Au défilé Alaïa, Pieter Mulier explore la notion de fétichisme dans la mode
Dimanche 2 juillet 2023, veille de la Fashion Week haute couture , Pieter Mulier présentait son défilé Alaïa hiver-printemps 2024 sur la passerelle Léopold-Sédar-Senghor. Un moment hors du temps pour une collection qui explore la notion de fétichisme dans la mode alors que le soleil couchant illumine Paris.
par Léa Zetlaoui.
Au défilé Alaïa, Pieter Mulier explore le fétichisme dans la mode
En 2013, Lidewij Edelkoort publiait son livre manifeste “Fetichism in fashion” au sein duquel elle analyse en treize thématiques la notion de fétichisme – le culte des fétiches ou une admiration exagérée et sans réserve selon la définition du Robert – dans la mode. Dans ce riche ouvrage, elle explique : “Les conceptions érotiques copuleront par la présente avec un humble artisanat chamanique pour orienter le style vers l’avenir. Un moment hybride parfait où les deux moitiés du cerveau se rencontrent et communiquent, élisant un troisième mouvement vers l’avant. Érotiques et ésotériques, ces nouvelles créations mêleront le naturel et l’artificiel dans un univers cocréé où le sexe et l’esprit fusionnent en quelque sorte.”
Dix ans plus tard, le défilé Alaïa hiver-printemps 2024 dévoilé ce dimanche 2 juillet 2023 sur la passerelle Léopold-Sédar-Senghor, incarne à merveille la vision avant-gardiste de la prévisionniste de tendances néerlandaise. Ainsi cette collection répond à la suite du propos de Lidewij Edelkoort : « Comme emmener une dominatrice aux îles Galapagos et la coupler avec des tortues géantes. Notre époque actuelle se situe ici, forçant une génération hautement créative à découvrir une forme plus sauvage avec des ornements organiques et des détails restrictifs, mais contenant également une composante spirituelle élevée. Le malaise social et économique croissant est canalisé par cette prise de conscience mentale croissante. Utiliser le fétichisme pour endurer la vie et simplement exister.”
Chez Alaïa, Pieter Mulier une mode intemporelle et sensuelle
Directeur artistique de la maison Alaïa depuis 2021, Pieter Mulier trace sa route en dehors des sentiers battus. Et au fur et à mesure des saisons, transparaît derrière un tempérament discret une audace tout en humilité et révérence. Longtemps dans l’ombre du minimaliste Raf Simons – on remercie la maison de lui avoir donné l’occasion de s’épanouir – le créateur belge se révèle finalement dans un style beaucoup plus sensuel, pour ne pas dire sexy, qui s’impose avec force dans la mode d’aujourd’hui.

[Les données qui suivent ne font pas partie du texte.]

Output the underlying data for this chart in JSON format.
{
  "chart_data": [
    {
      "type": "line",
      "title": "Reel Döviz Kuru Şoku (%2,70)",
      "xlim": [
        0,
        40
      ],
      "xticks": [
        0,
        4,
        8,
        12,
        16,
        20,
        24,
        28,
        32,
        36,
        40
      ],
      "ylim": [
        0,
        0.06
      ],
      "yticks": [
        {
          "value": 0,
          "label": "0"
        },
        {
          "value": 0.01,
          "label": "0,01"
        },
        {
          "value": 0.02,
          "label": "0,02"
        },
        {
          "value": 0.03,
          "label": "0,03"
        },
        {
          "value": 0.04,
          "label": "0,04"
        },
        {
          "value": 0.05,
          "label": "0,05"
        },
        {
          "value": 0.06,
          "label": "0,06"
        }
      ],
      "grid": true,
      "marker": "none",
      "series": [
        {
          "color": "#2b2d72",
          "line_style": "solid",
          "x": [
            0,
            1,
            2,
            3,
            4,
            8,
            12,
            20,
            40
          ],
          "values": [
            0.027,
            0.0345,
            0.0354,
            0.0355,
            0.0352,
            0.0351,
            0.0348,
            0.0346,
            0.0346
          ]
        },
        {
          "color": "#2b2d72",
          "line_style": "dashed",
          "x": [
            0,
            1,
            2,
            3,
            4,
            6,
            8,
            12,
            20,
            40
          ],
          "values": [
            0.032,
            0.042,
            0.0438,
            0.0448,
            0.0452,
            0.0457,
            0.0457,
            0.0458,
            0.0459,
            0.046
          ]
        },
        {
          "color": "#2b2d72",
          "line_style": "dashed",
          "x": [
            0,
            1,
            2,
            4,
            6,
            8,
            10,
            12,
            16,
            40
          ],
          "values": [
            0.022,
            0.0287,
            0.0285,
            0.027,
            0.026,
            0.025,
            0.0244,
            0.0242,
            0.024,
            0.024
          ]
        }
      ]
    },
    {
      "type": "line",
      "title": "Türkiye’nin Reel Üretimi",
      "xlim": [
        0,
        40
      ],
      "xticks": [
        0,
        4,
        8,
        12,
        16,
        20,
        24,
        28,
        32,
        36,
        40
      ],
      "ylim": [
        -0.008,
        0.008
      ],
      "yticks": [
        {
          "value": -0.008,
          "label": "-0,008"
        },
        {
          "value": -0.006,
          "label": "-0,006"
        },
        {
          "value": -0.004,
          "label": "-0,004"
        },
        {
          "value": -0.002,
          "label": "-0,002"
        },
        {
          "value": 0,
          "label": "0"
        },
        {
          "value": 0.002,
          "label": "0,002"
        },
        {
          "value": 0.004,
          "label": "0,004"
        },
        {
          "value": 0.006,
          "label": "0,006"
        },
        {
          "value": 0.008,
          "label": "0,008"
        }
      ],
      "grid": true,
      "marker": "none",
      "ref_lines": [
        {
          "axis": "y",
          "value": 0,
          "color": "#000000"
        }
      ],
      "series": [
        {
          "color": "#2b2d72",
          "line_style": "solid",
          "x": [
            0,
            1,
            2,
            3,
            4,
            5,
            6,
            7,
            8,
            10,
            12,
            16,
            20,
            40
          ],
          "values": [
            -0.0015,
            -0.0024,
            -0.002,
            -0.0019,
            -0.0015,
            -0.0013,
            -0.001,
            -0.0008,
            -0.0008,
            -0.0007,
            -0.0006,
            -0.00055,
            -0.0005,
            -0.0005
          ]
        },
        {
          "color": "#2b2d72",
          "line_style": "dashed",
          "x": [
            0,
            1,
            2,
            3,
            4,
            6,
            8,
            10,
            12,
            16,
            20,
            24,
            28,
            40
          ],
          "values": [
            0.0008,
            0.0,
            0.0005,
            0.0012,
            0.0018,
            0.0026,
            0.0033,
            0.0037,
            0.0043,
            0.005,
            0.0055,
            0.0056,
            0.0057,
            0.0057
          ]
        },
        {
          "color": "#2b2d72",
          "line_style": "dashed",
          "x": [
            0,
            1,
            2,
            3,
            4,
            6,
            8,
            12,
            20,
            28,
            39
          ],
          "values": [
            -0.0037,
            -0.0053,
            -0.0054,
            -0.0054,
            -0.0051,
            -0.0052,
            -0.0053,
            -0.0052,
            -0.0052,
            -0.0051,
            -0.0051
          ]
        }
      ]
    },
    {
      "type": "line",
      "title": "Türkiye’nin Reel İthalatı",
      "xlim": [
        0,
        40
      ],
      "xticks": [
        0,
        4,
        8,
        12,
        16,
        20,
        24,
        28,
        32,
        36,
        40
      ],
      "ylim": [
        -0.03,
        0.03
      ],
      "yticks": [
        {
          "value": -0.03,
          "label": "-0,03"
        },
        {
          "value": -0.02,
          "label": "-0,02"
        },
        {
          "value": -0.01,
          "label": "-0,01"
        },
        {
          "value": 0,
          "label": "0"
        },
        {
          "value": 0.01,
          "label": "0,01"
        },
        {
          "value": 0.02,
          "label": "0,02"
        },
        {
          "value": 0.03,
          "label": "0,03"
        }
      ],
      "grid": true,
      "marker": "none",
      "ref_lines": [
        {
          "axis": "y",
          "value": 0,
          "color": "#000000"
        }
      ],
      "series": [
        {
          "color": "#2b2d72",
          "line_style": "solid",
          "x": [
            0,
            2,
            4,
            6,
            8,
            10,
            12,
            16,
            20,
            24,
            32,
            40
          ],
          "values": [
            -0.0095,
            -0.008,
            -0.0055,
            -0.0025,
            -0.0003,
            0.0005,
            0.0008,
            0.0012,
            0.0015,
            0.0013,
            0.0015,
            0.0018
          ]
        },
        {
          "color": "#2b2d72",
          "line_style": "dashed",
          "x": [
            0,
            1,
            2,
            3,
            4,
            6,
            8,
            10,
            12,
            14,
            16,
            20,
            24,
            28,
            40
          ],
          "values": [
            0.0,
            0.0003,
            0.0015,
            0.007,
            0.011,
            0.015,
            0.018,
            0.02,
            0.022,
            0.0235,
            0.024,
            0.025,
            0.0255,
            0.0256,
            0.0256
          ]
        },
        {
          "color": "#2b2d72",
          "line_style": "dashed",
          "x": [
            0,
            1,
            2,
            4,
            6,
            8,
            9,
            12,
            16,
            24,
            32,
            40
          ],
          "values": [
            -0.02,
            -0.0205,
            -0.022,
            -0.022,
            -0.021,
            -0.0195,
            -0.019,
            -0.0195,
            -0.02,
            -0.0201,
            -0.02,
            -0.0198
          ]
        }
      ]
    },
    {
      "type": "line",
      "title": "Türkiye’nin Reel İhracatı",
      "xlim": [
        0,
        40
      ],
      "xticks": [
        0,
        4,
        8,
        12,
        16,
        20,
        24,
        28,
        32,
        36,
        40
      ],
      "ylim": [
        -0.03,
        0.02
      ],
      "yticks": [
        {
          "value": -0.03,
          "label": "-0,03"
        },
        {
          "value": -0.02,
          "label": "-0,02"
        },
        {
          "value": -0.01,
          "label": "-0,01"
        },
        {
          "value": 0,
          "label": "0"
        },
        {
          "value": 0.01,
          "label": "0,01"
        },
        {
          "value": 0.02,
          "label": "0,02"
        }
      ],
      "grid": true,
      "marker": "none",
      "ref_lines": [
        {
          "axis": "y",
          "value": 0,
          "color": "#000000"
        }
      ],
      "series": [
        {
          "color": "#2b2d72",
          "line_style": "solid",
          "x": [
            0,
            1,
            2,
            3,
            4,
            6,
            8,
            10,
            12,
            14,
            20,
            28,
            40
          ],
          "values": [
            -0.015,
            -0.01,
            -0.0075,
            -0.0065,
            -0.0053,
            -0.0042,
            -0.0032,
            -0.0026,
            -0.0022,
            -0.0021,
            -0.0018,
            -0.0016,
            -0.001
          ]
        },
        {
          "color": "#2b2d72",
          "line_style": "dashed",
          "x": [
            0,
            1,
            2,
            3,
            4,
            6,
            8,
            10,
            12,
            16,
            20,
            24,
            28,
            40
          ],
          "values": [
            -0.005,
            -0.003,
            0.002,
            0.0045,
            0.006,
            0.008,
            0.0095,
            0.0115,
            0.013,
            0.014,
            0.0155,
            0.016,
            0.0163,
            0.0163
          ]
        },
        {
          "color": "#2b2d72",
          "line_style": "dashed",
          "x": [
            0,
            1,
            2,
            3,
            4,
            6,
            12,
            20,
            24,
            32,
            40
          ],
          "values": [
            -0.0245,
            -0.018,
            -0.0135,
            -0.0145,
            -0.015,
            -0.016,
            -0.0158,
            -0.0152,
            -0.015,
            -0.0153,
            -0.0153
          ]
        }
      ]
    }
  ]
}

Le style Alaïa de Pieter Mulier c’est le cuir et le latex, le moulant et le transparent, conjugués à des coupes strictes et précises, associés à des mailles raffinées et sophistiquées. « Pas fétiche – ce n’est pas un bon mot – mais ce sont des obsessions personnelles que je voulais faire d’une manière que les autres ne voulaient pas. Utiliser du latex, utiliser le cuir autrement. Créer une silhouette très féminine, mais pourtant assez différente de ce que vous voyez aujourd’hui,” explique Pieter Mulier à Vogue Runway.
“Différente”, au sens où, au-delà de proposer une mode ouvertement sexualisée, Pieter Mulier imagine des créations qui célèbrent la notion de temps. Non seulement, le temps passé à les fabriquer, mais également leurs origines et leurs évolutions au fil du temps. Comme conclut le communiqué de presse : “Sur un pont — qui semble lier les origines de la maison Alaïa et son présent — les silhouettes traversent en un éternel mouvement. Leur marche s’associe au tic-tac éternel de la grande horloge humaine. Le son du temps, qui est aussi le rythme de la vie.”